Une consommation alimentaire qui décroche

Autre élément à surveille de près en 2023 qui aura des conséquences sur l’agriculture française : l’évolution de la consommation fortement touchée par les conséquences indirectes de la guerre en Ukraine.

La guerre et le retour de l’inflation ont poussé les Français à faire des arbitrages sur leur consommation. Un phénomène qui s’observe à travers l’augmentation des achats dans les enseignes à marques propres type Lidl, la baisse des quantités achetées en lait, fruits et légumes, boucherie et vins, et un recul de la valorisation, avec la chute des achats de produits bios, souligne Marine Raffray.

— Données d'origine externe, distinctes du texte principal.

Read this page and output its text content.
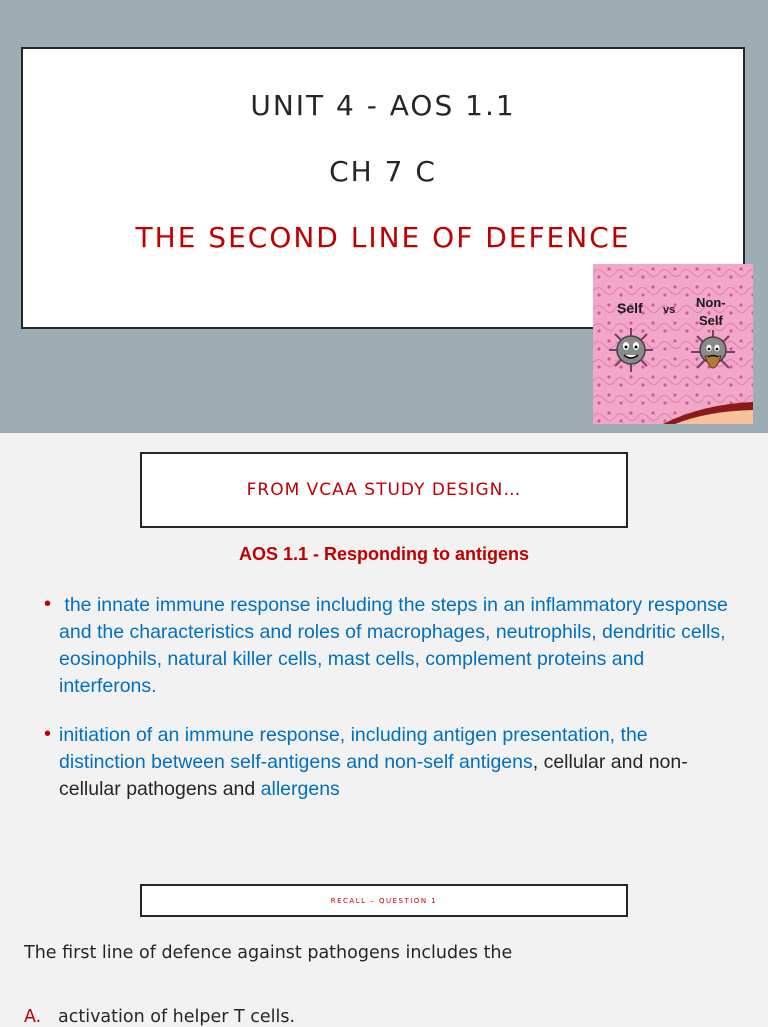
UNIT 4 - AOS 1.1
CH 7 C
THE SECOND LINE OF DEFENCE
Self vs Non-
Self
FROM VCAA STUDY DESIGN…
AOS 1.1 - Responding to antigens
• the innate immune response including the steps in an inflammatory response and the characteristics and roles of macrophages, neutrophils, dendritic cells, eosinophils, natural killer cells, mast cells, complement proteins and interferons.
• initiation of an immune response, including antigen presentation, the distinction between self-antigens and non-self antigens, cellular and non-cellular pathogens and allergens
RECALL – QUESTION 1
The first line of defence against pathogens includes the
A. activation of helper T cells.
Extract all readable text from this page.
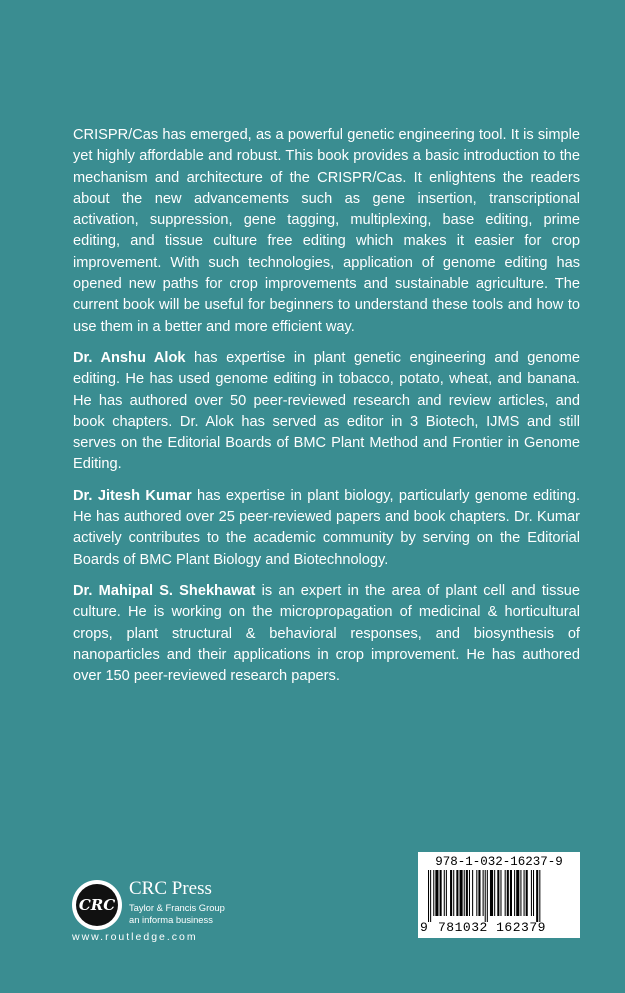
CRISPR/Cas has emerged, as a powerful genetic engineering tool. It is simple yet highly affordable and robust. This book provides a basic introduction to the mechanism and architecture of the CRISPR/Cas. It enlightens the readers about the new advancements such as gene insertion, transcriptional activation, suppression, gene tagging, multiplexing, base editing, prime editing, and tissue culture free editing which makes it easier for crop improvement. With such technologies, application of genome editing has opened new paths for crop improvements and sustainable agriculture. The current book will be useful for beginners to understand these tools and how to use them in a better and more efficient way.

Dr. Anshu Alok has expertise in plant genetic engineering and genome editing. He has used genome editing in tobacco, potato, wheat, and banana. He has authored over 50 peer-reviewed research and review articles, and book chapters. Dr. Alok has served as editor in 3 Biotech, IJMS and still serves on the Editorial Boards of BMC Plant Method and Frontier in Genome Editing.

Dr. Jitesh Kumar has expertise in plant biology, particularly genome editing. He has authored over 25 peer-reviewed papers and book chapters. Dr. Kumar actively contributes to the academic community by serving on the Editorial Boards of BMC Plant Biology and Biotechnology.

Dr. Mahipal S. Shekhawat is an expert in the area of plant cell and tissue culture. He is working on the micropropagation of medicinal & horticultural crops, plant structural & behavioral responses, and biosynthesis of nanoparticles and their applications in crop improvement. He has authored over 150 peer-reviewed research papers.

CRC
CRC Press
Taylor & Francis Group
an informa business
www.routledge.com
978-1-032-16237-9
9 781032 162379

Un chiffre est éloquent : le recul des dépenses de consommation des ménages en alimentaire de 8% entre décembre 2022 par rapport à la moyenne 2017-2019.

Le commerce extérieur français est aussi à surveiller de près, souligne Thierry Pouch qui malgré une hausse de la balance commerciale alimentaire française en 2022 (à +11 milliards d’euros) note une aggravation du déficit en fruits et légumes, volaille et viande en général, et une hausse de 140% des importations de poulet ukrainien.


Que fait la Commission européenne pour la souveraineté alimentaire ?

Une hausse des importations qui n’est pas « une fatalité », selon Sébastien Windsor, président des Chambres d’agriculture France. Pour autant, il s’étonne du « peu de réaction de la Commission européenne, face à la guerre en Ukraine ». « On voit arriver des restrictions et contraintes supplémentaires et je ne vois aucune politique européenne sur la reconquête de la souveraineté alimentaire », déplore-t-il citant la directive IED, le bien-être animal, les systèmes alimentaires durables, la restauration de la nature, la directive Sud concernant les pesticides. Et de s’offusquer du manque de volonté de la Commission européenne d’imposer des clauses miroirs.